2002年03月19日(火) 16・・・昇天

わたしは 父の 姿が脳裏に浮かんできた。

父は浄霊師がイメージで送った真っ白い装束を
身にまとっていた。

あの時のボロボロの父ではなかった。

いつもわたしの事を心配していた 優しく 穏やかな顔の
父だった。

でも まだ踏ん切りがつかないようで 
なかなか 船に乗ろうとしない。

『おとうさん・・だいじょうぶだよ。
じっちゃんのことも ばぁちゃんのことも おかあさんんことも
おみせだって・・わたしたちのことも・・・心配しないで
ちゃんと やっていくから そっちの世界で見守っていて・・』



終わった・・・と思った。

脱力感が押し寄せてきた・・・と思っていたら・・・

心に フワーっ と舞い降りた・・・

懐かしい思いが 舞い降りてくる・・

浄霊師はわたしの気持ちにお構い無しに浄霊をはじめた。

『・・・・ジロー・・・・』

どうして?! なんで あなたがここにいるの?!



ジローは ずっと昔 恋人だった人。
愛して愛してやまなかった人。

何故?どうして?

ジローのこころは落ち着いていた。
春の日差しのようにあたたかに感じられた。

ずっと このまま ジローを感じていたかった・・・・。

ふっと辺りに ジローのコロンと煙草の混じった香りが〜
けれども それはすぐに 消えた。

そして 浄霊は 終わった。 



 
 
 
 
 
「先生・・・最後の方は・・・」

「ここで起きて そして終わったことは 何も聞かないほうが
良いのですよ。 みな ご成仏されていきました。
よかったですね。
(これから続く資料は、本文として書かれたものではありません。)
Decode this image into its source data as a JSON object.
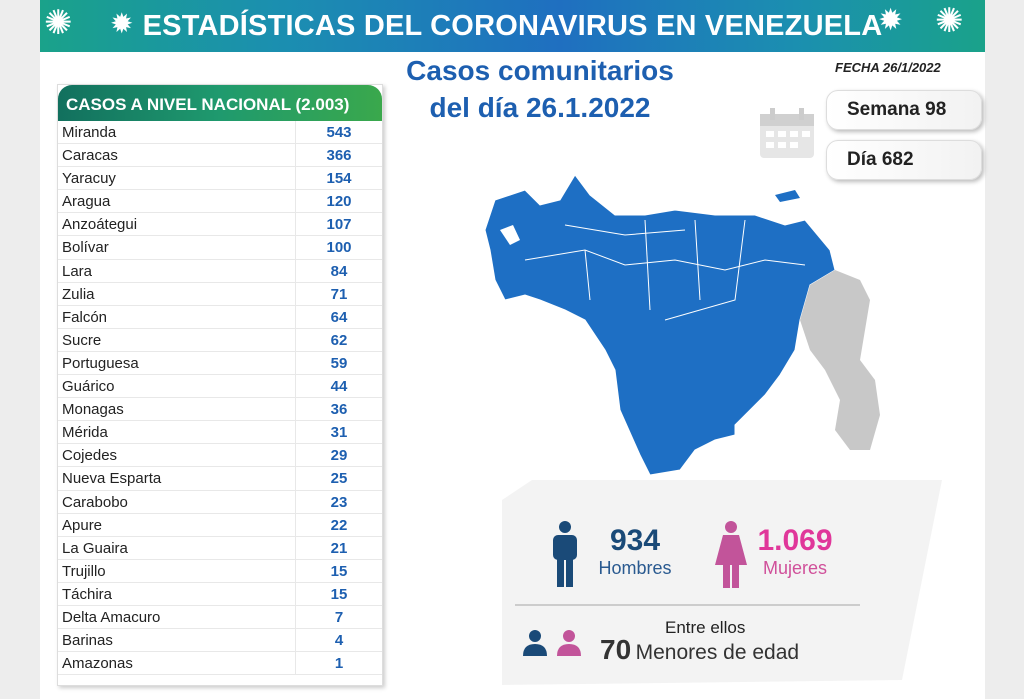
{
  "header": {
    "title": "ESTADÍSTICAS DEL CORONAVIRUS EN VENEZUELA",
    "date": "FECHA 26/1/2022",
    "subtitle_line1": "Casos comunitarios",
    "subtitle_line2": "del día 26.1.2022"
  },
  "table": {
    "header": "CASOS A NIVEL NACIONAL  (2.003)",
    "rows": [
      {
        "name": "Miranda",
        "value": "543"
      },
      {
        "name": "Caracas",
        "value": "366"
      },
      {
        "name": "Yaracuy",
        "value": "154"
      },
      {
        "name": "Aragua",
        "value": "120"
      },
      {
        "name": "Anzoátegui",
        "value": "107"
      },
      {
        "name": "Bolívar",
        "value": "100"
      },
      {
        "name": "Lara",
        "value": "84"
      },
      {
        "name": "Zulia",
        "value": "71"
      },
      {
        "name": "Falcón",
        "value": "64"
      },
      {
        "name": "Sucre",
        "value": "62"
      },
      {
        "name": "Portuguesa",
        "value": "59"
      },
      {
        "name": "Guárico",
        "value": "44"
      },
      {
        "name": "Monagas",
        "value": "36"
      },
      {
        "name": "Mérida",
        "value": "31"
      },
      {
        "name": "Cojedes",
        "value": "29"
      },
      {
        "name": "Nueva Esparta",
        "value": "25"
      },
      {
        "name": "Carabobo",
        "value": "23"
      },
      {
        "name": "Apure",
        "value": "22"
      },
      {
        "name": "La Guaira",
        "value": "21"
      },
      {
        "name": "Trujillo",
        "value": "15"
      },
      {
        "name": "Táchira",
        "value": "15"
      },
      {
        "name": "Delta Amacuro",
        "value": "7"
      },
      {
        "name": "Barinas",
        "value": "4"
      },
      {
        "name": "Amazonas",
        "value": "1"
      }
    ]
  },
  "week": "Semana 98",
  "day": "Día 682",
  "stats": {
    "men_count": "934",
    "men_label": "Hombres",
    "women_count": "1.069",
    "women_label": "Mujeres",
    "minors_intro": "Entre ellos",
    "minors_count": "70",
    "minors_label": "Menores de edad"
  },
  "colors": {
    "map_blue": "#1e6fc4",
    "men": "#1a4a78",
    "women": "#c2549a",
    "women_text": "#e0379a",
    "title_blue": "#1d5fb0"
  }
}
」

「はい・・ありがとうございました・・・」


わたしは 涙と汗でぐちゃぐちゃになっていた。
着ている服も乱れていた。


 
 
 
  
不思議なことに それまで 重く重く重かった頭や肩が
すーっと軽くなっていた。
そして くよくよ めそめそ していた気持ちも 
吹き飛んでいた。

待合室に下りると 先ほどわたしの前に浄霊してもらっていた
人がいる。

あの暗かった顔は微塵もなく 底抜けに明るい笑顔で
おしゃべりしていた。

わたしは お布施を払うと 街に 出る。

ショーウインドウには 見知らぬ自分の顔が映っている様な
気がした。






その後 わかったこと

ジローはガンに侵され わたしの父が亡くなる数年前に 亡くなっていた。
誰とも結婚していなかったそうだ。

ジローのお母さんも ジローが亡くなると
後を追うようにして 亡くなったと言う事だった。

                        終わり。